Мы быстро вышли на палубу в надежде узнать о произошедшем. Мы должны были рискнуть и выяснить, не наткнулись ли мы в темноте на ледовое поле, так как не могли видеть дальше, чем на четверть мили, а лед был менее чем в половине этого расстояния от нас. Как раз перед тем, как мы собрались двигаться дальше, мы оказались не более чем в нескольких сотнях ярдов от этого возвышающегося ледяного утеса, который выглядел так, словно мы вот-вот соприкоснемся с ним. Находясь прямо под подветренной стороной, на ветер полагаться было нельзя, и он застал нас врасплох, постоянно толкая корабль все ближе и ближе к этим угрожающим белым стенам льда.

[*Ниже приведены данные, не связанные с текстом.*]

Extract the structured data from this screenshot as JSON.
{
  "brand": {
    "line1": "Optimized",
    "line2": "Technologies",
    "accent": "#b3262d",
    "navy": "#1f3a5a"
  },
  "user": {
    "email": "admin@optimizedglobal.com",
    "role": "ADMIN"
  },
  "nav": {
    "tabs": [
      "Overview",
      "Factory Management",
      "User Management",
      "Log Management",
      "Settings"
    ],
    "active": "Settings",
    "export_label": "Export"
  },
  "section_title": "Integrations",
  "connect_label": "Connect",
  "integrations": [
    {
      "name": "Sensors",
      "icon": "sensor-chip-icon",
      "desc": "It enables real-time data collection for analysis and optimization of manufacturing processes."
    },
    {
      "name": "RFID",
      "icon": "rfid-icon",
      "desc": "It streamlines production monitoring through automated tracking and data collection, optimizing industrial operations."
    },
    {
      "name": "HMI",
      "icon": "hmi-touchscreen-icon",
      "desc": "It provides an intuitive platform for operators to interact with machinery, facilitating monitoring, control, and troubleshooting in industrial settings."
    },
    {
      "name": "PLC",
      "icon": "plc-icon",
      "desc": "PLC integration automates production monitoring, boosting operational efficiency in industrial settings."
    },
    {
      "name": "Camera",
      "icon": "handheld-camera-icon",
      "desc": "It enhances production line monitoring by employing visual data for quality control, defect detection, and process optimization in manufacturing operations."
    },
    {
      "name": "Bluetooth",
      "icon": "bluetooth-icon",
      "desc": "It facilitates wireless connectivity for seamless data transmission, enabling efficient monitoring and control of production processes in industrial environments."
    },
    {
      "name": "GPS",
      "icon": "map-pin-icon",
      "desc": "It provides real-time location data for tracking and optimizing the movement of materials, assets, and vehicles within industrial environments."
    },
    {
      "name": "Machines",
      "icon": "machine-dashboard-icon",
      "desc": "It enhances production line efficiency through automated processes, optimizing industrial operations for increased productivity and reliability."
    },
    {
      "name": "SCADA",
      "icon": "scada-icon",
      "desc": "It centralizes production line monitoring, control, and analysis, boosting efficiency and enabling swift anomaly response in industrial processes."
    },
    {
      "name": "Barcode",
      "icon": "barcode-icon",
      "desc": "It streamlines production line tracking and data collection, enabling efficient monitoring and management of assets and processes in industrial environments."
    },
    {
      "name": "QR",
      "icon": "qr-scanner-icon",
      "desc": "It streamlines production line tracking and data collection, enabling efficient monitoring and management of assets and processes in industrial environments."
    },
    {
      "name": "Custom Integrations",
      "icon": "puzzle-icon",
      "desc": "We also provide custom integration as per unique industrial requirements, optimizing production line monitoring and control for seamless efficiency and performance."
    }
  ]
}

К этому добавлялось беспокойство о том, нет ли у айсберга каких-нибудь выступов под водой, которые могли бы нанести повреждения ниже ватерлинии и потопить корабль. Одному Богу известно, какая температура была в это время. К счастью, наша тревога затмила все ощущение холода, за исключением тех случаев, когда мы пытались использовать наши руки. Все, что было хоть немного влажным, оледенело, включая одежду.

Постепенно, дюйм за дюймом наш корабль оторвался, и, наконец, мы достигли места, где мы могли нормально маневрировать; затем мы плыли до тех пор, пока не рассвело и мы не смогли бы увидеть, до куда простирался лед и какова была лучшая возможность спасти корабль. С первыми лучами рассвета было легко разглядеть, какая это была узкая ложбина, а с увеличением дневного света ледяные утесы все увеличивались и увеличивались. Свет становился все ярче и ярче, пока с наступлением полудня не обнаружилась непроницаемая стена льда почти на пятнадцать миль позади и более чем вдвое дальше впереди. Как оказалось, мы проплыли почти два дня, прежде чем смогли благополучно обогнуть край этого ледяного острова. Но хуже всего было то, что мы все время медленно, но верно отклонялись от нашего курса и уходили на восток, что уменьшало наши шансы обогнуть мыс Горн.

Великолепное зрелище открылось перед нами, когда мы медленно проплывали вдоль этих иссиня-черных скал. Остроконечные вершины, заливы, пропасти и похожие на соборы сооружения, огромные овраги и мосты, мосты изо льда, глядящие на весь мир, словно их построили какие-то умные инженеры, которым они так отдавали честь. К сожалению, в тот момент мы были не в том настроении, чтобы оценить эти красоты. Проклятия, глубокие, искренние и всеобъемлющие, сыпались на эту непреодолимую преграду, которая мешала нам добраться с попутным ветром до хорошей погоды.